Dr Anil Koul: I believe India is trying hard to leverage its biotech industry and institutions as well as its nascent startups in this domain quite well. India’s biotechnology industry comprising biopharmaceuticals, bioagriculture and other bioservices etc is expected to grow to US$ 100 billion by 2025. CSIR has recently pledged to finance a start-up innovation fund of around 400 Cr (approx. 65 million USD), to support and foster new startups. On the other hand, the National Biopharma Mission Program of DBT in collaboration with World Bank is investing heavily in India Biopharma industry with the Innovate in India (i3) mission and will witness an investment of USD 250 million.
IMTECH has been designated by CSIR as Centre of Excellence in biopharmaceuticals and we are building new investments to develop much needed bioanalytical as well as a state of art cGMP cell line facilities. The aim is to help biopharma industry in this country and make affordable and quality drugs for Indian patients. We all know that protein and antibody-based drugs are conventionally not easy to develop as compared to chemical molecules and as such need deeper expertise and infrastructure which institution like IMTECH can easily provide.
From innovation clusters perspective, North India lacks the industry-academia ecosystem of Hyderabad or Bangalore but Chandigarh’s city administration has recently developed the “Chandigarh Innovation Circle” (CIC) project which aims to create a non-profit company with links to this regions national lab like IMTECH or PGIMER so as to help startups and foster innovation in this region. Chandigarh is uniquely placed, as it has 25 premier national institutions and laboratories in a radius of 25 km that can contribute to the success of CIC and make this city as tech epicenter of the northern part of India.
How can academia play a prominent role in ‘Make in India’ movement? What support do reputed institutes like IMTECH need to increase their participation in public-private partnerships?
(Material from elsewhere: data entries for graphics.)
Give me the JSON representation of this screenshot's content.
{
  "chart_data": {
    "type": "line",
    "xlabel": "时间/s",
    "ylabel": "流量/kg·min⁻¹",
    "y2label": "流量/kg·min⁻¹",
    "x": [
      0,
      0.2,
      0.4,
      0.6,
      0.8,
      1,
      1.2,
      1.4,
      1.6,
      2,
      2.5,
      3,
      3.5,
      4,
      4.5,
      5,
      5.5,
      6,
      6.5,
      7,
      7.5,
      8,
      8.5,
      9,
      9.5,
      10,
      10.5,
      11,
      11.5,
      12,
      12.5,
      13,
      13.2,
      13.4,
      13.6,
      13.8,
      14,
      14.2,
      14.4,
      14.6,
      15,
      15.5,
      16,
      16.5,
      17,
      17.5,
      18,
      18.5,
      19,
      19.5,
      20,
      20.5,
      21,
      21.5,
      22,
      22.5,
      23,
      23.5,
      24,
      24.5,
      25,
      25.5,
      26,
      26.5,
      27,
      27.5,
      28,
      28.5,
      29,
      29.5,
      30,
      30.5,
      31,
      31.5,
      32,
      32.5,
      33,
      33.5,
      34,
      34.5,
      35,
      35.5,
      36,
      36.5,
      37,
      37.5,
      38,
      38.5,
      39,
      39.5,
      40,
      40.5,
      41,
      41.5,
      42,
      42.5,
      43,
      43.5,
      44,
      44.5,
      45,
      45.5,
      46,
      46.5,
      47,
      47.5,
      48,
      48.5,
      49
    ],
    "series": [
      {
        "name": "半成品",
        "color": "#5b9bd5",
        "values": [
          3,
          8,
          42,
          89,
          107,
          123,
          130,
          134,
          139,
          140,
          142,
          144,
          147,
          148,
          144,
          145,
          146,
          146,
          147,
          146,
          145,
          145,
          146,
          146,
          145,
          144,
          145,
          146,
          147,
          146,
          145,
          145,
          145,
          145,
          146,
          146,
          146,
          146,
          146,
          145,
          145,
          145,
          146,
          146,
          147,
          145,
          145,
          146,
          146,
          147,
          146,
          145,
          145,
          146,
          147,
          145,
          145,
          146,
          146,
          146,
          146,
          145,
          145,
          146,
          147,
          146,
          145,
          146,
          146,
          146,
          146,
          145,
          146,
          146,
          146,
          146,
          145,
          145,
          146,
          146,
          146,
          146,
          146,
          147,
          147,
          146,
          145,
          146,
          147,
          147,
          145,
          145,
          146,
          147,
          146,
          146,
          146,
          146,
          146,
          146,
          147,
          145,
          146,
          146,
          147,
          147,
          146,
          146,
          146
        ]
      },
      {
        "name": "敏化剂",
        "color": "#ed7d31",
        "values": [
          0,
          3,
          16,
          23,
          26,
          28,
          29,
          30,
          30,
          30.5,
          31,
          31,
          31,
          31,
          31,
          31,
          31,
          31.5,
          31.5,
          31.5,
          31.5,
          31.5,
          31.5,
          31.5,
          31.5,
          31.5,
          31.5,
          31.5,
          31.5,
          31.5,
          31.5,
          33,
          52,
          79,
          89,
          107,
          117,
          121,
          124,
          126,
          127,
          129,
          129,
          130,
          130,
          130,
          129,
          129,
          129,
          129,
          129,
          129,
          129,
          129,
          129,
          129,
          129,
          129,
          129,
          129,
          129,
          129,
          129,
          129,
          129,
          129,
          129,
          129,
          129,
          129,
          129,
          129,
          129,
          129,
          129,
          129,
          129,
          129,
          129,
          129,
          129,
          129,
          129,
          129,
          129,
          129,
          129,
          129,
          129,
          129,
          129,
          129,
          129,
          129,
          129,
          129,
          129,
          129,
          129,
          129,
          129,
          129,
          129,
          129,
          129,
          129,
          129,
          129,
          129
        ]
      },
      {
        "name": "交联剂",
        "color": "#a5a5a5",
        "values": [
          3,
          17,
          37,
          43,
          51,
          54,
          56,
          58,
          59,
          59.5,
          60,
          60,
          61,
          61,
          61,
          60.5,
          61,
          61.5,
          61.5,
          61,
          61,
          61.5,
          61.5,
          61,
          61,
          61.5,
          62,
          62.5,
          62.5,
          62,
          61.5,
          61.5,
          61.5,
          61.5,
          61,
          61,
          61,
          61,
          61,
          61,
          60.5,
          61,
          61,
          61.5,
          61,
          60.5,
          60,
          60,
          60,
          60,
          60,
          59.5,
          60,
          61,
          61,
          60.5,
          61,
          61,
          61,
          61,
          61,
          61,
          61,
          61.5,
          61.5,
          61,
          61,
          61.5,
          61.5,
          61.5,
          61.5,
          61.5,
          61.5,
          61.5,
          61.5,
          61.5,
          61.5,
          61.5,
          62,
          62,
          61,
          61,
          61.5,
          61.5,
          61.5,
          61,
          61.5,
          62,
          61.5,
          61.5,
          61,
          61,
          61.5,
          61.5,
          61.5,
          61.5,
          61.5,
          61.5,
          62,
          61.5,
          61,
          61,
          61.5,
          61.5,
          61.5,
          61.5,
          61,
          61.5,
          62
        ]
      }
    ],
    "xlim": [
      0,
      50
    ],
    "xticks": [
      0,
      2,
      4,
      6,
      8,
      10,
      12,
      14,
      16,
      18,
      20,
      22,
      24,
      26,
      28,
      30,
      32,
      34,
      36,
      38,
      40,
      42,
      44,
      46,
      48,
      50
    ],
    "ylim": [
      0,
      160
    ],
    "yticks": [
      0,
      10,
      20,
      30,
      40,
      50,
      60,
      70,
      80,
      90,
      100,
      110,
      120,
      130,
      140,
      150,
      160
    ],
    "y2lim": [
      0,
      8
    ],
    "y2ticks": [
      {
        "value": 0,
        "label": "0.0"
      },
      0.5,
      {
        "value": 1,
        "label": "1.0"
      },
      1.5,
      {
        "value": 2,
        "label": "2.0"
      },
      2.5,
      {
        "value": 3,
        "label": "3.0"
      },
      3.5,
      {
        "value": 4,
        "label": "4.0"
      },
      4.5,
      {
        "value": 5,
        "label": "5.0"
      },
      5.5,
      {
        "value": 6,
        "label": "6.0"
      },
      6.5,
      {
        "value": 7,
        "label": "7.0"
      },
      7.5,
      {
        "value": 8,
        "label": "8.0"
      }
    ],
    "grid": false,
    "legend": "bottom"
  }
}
Dr Anil Koul: Academic institutions in India especially national labs like CSIR have a major stake in the ‘innovate in India’ campaign. IMTECH is geared to support biopharma and healthcare industry in a big way, via new CoE’s in new drug discovery including human microbiome based products and biopharmaceuticals. Institute is on an average delivering more than 10,000 microbial cultures via its Microbial Type Culture Collection (MTCC) unit every year to academic Institutions and industry across India. We are able to generate enough revenue via MTCCC with the aim to make it a financially self-sustainable division. MTCC unit is a great success example with social as well as economic impact. For us to succeed further, we need to create more service models like MTCC.
“The key to new product development is also to link basic science happening in our labs with clinical research across premier hospitals.”